Que Paternostre souhaite se faire passer pour une idiote, elle y parvient avec un grand naturel. Qu'elle n'hésite pas à présenter les militants d'AD. mi-clowns mi-salauds, certes cela concerne ces derniers mais l'image du mouvement révolutionnaire ne s'en trouve pas valorisée.

Ce que nous retenons, c'est que le scénario de Paternostre, au-delà du ridicule, présente un trait essentiel : il exclut toute responsabilité et toute prise de position politiques. Si par exemple, dans un louable souci de dépénalisation, moins de placer ses visites boulevard Zamenhof sous le signe de Cupidon, elle les avait seulement justifiées par un travail d'investigation journalistique dans le but de mieux comprendre la lutte du "FRAP", Paternostre aurait pu s'en faire la porte-parole politique.

Elle aurait dû se faire ce porte-parole. Et c'est justement parce qu'elle ne voulait pas assumer cette responsabilité ( qui découlait pourtant de son engagement au sein du "FRAP" ) que Paternostre a choisi l'option de l'inconsciente innocente : « C'est pas moi, j'ai rien fait, j'ai rien à dire, ça ne me concerne pas, s'il-vous-plait la Justice protégez-moi de la police et laissez-moi retourner à ma petite radio, je ne m'en échapperai plus. » Voilà les termes exacts du repentir de Paternostre.

Ce leitmotiv d'ingénue trompée, Paternostre l'usera jusqu'à la corde du 15 août 1985 au 21 octobre 1988. Le credo de la repentie, ce fut : « Je suis innocente / inconsciente, je respecte les lois, je ne suis pas dangereuse pour le système bourgeois, si vous me croyez je marche avec vous jusqu'au bout. » Cela n'a rien à voir avec le fait de mener les flics en bateau et plutôt tout à voir avec une obséquieuse partie de rames à fond de cale. D'ailleurs rassurée par la conviction du repentir de Paternostre, la Justice lui accordera une liberté provisoire en octobre 1986.

Van Acker fera preuve d'un comportement moins indigne durant sa détention préventive. Arrêté en janvier 1986, il reconnaît ce qu'il ne peut nier, le revendique plus ou moins ( un peu à la façon plus ou moins de la réflexion du "FRAP" ) et s'en tient là. Certes il joue le jeu de la Justice mais ne le valorise pas politiquement. Il se cantonne à la démission discrète.

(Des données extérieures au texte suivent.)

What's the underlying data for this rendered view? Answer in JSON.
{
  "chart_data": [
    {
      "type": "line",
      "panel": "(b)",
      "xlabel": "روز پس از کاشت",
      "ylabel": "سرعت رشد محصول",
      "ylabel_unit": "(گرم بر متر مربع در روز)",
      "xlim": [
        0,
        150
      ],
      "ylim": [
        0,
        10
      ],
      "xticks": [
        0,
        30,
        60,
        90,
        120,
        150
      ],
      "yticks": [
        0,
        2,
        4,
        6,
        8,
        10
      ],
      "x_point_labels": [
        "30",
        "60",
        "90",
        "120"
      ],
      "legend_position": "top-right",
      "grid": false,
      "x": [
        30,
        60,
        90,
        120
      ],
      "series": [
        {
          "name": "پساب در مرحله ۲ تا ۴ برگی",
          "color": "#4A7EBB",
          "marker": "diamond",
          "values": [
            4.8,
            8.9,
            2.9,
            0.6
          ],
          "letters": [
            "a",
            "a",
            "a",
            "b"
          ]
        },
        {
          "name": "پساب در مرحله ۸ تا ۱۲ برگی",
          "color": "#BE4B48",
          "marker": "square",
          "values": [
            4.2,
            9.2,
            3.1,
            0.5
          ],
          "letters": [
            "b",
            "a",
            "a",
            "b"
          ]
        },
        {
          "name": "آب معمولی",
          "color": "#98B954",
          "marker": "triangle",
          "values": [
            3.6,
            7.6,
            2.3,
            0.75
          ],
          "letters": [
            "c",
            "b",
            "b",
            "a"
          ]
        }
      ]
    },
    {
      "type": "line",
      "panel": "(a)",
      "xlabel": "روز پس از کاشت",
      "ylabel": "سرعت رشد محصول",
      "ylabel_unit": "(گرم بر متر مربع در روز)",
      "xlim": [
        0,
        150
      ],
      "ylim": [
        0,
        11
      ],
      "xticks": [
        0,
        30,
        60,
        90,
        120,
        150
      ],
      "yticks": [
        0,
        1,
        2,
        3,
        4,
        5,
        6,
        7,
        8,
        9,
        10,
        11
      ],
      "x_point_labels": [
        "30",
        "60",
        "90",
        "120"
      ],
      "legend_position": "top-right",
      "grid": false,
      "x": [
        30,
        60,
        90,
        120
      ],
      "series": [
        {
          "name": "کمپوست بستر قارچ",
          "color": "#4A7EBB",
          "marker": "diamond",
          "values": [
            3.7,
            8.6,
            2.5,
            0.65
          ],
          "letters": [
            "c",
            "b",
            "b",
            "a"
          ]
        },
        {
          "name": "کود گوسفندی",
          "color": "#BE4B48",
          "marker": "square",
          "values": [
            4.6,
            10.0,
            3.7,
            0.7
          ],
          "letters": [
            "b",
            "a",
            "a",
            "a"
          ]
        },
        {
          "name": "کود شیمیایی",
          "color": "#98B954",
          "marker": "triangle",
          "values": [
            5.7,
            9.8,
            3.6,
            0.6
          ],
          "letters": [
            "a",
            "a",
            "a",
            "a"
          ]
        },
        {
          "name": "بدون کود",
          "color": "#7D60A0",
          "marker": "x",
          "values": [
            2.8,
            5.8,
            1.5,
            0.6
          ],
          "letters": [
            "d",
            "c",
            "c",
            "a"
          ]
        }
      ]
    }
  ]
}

Il bénéficiera à son tour d'une liberté provisoire quelque temps plus tard.

Pour ouvrir la partie de ce chapitre consacrée au repentir et à la collaboration dans le cadre du procès, rappelons la réponse que nous avons apportée à une question du journal Le Peuple le 23 octobre 1988 :

« L'enquête a-t-elle montré une collusion entre les Cellules Communistes Combattantes et le Front Révolutionnaire d'Action Prolétarienne dont les membres se retrouvent avec vous sur le banc des accusés ? »

« L'enquête a confirmé ce que les Cellules Communistes Combattantes annonçaient franchement dès l'apparition de ce "FRAP" : il n'y a pas — et il ne pourrait jamais y avoir la moindre collusion entre ce truc et notre organisation. »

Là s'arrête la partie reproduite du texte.